A Shot in the Dark, directed by Gulinoz Javodova (who wrote the script with Tony Glynn) presents a story that we have seen many times before; a young and talented artist who is on the cusp of beginning the star-studded career they’ve always dreamed about. A structure more commonly known as The Hero’s Journey (a character sets out and is ultimately changed by the experience), it’s a story that we always seem to love. Unfortunately this time round we are let down by quite a poor script.
Isa (Rachel Finninger) is our protagonist, a budding new photographer who dreams of being a DOP in Hollywood.
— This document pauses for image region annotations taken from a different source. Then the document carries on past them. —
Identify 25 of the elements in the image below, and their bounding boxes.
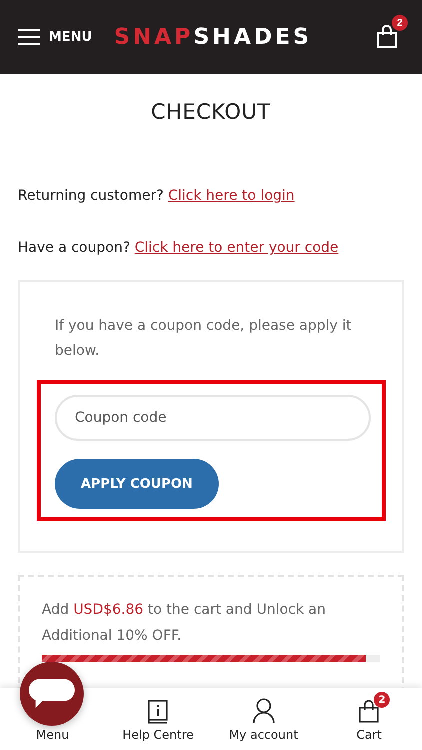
logo[interactable]: SNAP SHADES xyxy=(114,24,312,50)
shopping-bag-icon xyxy=(358,700,380,724)
coupon-code-field[interactable]: Coupon code xyxy=(55,395,371,441)
cart-button[interactable]: 2 xyxy=(376,15,408,49)
info-book-icon xyxy=(147,700,170,724)
nav-item[interactable]: Menu xyxy=(36,728,70,742)
cart-count-badge: 2 xyxy=(374,692,390,708)
chat-bubble-icon xyxy=(29,678,75,710)
nav-item[interactable]: My account xyxy=(229,698,298,742)
menu-button[interactable]: MENU xyxy=(18,29,92,45)
menu-icon xyxy=(18,29,40,45)
notice-text: Returning customer? xyxy=(18,188,164,204)
person-icon xyxy=(252,698,276,724)
login-link[interactable]: Click here to login xyxy=(168,188,295,204)
shopping-bag-icon xyxy=(376,25,398,49)
chat-button[interactable] xyxy=(20,662,84,726)
cart-count-badge: 2 xyxy=(392,15,408,31)
apply-coupon-button[interactable]: APPLY COUPON xyxy=(55,459,219,509)
coupon-intro: If you have a coupon code, please apply it below. xyxy=(55,317,353,361)
coupon-link[interactable]: Click here to enter your code xyxy=(134,240,339,256)
nav-item[interactable]: 2 Cart xyxy=(348,692,390,742)
page-title: CHECKOUT xyxy=(150,99,272,126)
promo-text: Add USD$6.86 to the cart and Unlock an Additional 10% OFF. xyxy=(42,601,327,646)
notice-text: Have a coupon? xyxy=(18,240,130,256)
nav-item[interactable]: Help Centre xyxy=(122,698,194,742)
Isa is introduced looking at photographs (taken by “noobs”) of projects that she dismisses as “pretentious” (while artfully sucking on a cigarette) while she seems convinced her successful future is pretty much guaranteed and will be much better. Her assistant Kyle (Orlando Clinton Jr.) goes out of his way to help her, seemingly amazed that he gets to be in her company and is allowed to flirt with her. Rather than showing us someone who deserves greater things in the future we see someone who is trying to disown her present as it’s beneath her. It’s an odd and unsympathetic place to begin for a character on this journey.
This is saved by two brilliant performances from the leads. Both Finninger and Clinton Jr. deliver the clunky dialogue with more weight than script gives them, while also silently conveying a deeper, unvoiced emotion in their faces. It elevates what were two caricatures to two people with depth, complexity and (especially in the case of Isa) vulnerability. Which is lucky, because the film is about to offer a twist; Isa is going blind.
Obviously the idea of losing your sight, especially at the young age of the characters, is devastating but the film doesn’t appear to be saying much more than this. Again the script lets us down; in the first two minutes Isa explains the value of our senses and how we take them for granted, while the following ten minutes shows Isa losing her sight. The film’s message therefore feels a little on the nose but also more than a little confused because it’s narrative is more concerned with showing us the effects of someone losing their art rather than their senses; Isa appears distracted and disconnected from her colleagues; she snaps at Kyle; she stands motionless on set while the camera pulls away from her showing the busy world flashing by; and eventually she ends up in her nightmare job taking cheap portraits at a strip mall. This all leaves an odd taste in the mouth because it is unclear whether we are to feel sorry for a character that has to work a job she once thought beneath her or because a future has been cruelly taken away by a twist of fate. Either way A Shot In The Dark just leaves Isa stuck in a dead end.
The script may be subverting the tropes of the Hero’s Journey but in its execution it does not leave a satisfying ending. However whatever the conclusion the film is trying to give us, the real problem is the story isn’t making any obvious point here, in fact, it achieves little more than giving us a “what-if?” scenario – what if you suddenly went blind? And we probably already know that that would be pretty awful.